There are so many take-aways from this story, but mostly, i admire both Tony and Jon so much for embracing fear and not letting it get in the way.

who is this jon moscone and why didn't he get back to this taccone writer sooner? what nerve. how can he possibly be more concerned about reading the words culled from hours and hours of divulging on-the-couch therapy sessions, words that started in his mouth, mind, heart and blood; then flew into the mouth mind heart and blood of another only to see them again, in the light of day, paginated and arced? i'll tell you why - making new work that is personal in ways that surprise even the most personal of writers is TERRIFYING, pure and simple. but tony took everything and mixed it into his swirling, blisteringly smart brain and braved the waters of early response to build a work that is as far away from my reality as it is true to the core of the pain of loss that i felt. i have more admiration for him than i ever had in all the years i've had the honor of having him in my life.
but let's be clear - it's scary on both sides - we're all putting our guts on the line when new work is being made, writers, developers, creators, directors, artistic directors, everyone. there is a sequencing of the 'fear code' - it begins with one person, transfers to another, then another, then back again. the risk of making new work is undeniably huge, and only through bravery and vulnerability, allowing someone else to suffer while you support in the hopes that he/she will do same for you, and trusting that all that matters is that we give birth to something thrilling, filled with undeniable life, with a vital dna, messy, not perfect, but living, breathing and ready for more work, more shape in ensuing productions. it's a glorious, daunting excursion, one that each one of us has the right to embark upon. for myself, i am one lucky man to have had tony as partner, in the lead, then behind me, but ultimately, beside me all the way.
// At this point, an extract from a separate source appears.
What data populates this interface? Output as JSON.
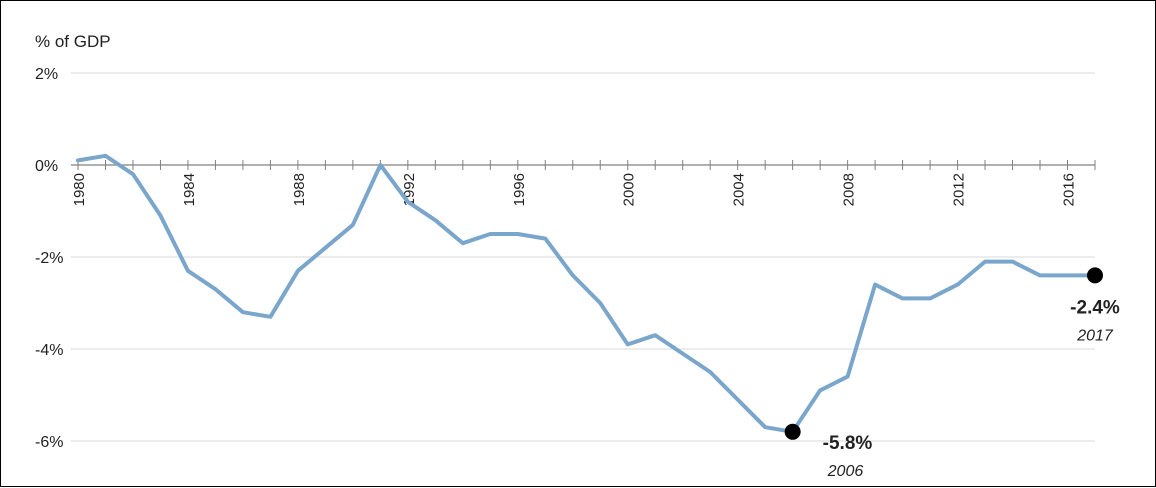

I have to say I am absolutely delighted that Tony has decided to open up this new identity for himself - not the least that he reveals a charm and wit in his writing that is just delicious - like a Noel Coward with even more humanity... having recently been able to finally spend more in person time with him, I realize that wit, charm and humanity is very much part of who he is and it's great to see it shared more widely in his work as a writer...

Hope to have more contact with both incarnations in future.

I'd say it's definitely different giving notes as a writer, and very hard for me not to blend those notes into "directorial" notes. I think like a director, of course, so it's second nature for me to respond that way.
I tried really hard with Jon not to cross lines, but you'd have to ask him if I was successful or not. I think he'd probably say "sometimes". Hopefully, he'd laugh as he said it.....
t

Thanks for diving into this, Tony. I would love to know if your experience, particularly with that "waiting period", has moved you to think differently about how you relate to writers as an Artistic Director? Or if being on the receiving end of the notes has impacted your approach to delivering them? There's so much in the conversation about the divide between the playwrights and the "institutions" but we hear so little from the Artistic Directors on this front. Perhaps you, Carey Perloff, Emily Mann, Chay Yew and Kwame Kwei-Armah should do a long session somewhere about this.

'I was tired of myself, tired of my voice, and I wanted to see if I could unearth a different mode of expression. I wanted to be with myself in a new way."

well put, and what a sentiment.
thanks for the great article, Tony.

-Joanna

PS: sitting in a rehearsal room being quiet DOES sound very hard :)

Thank you for this Tony! I love how you describe the feeling you get when you haven't heard back from collaborators regarding a draft of your work. Even though you know every possible reason they haven't gotten back to you - you still assume the worst. It's such a painful but beautiful process. Cheers!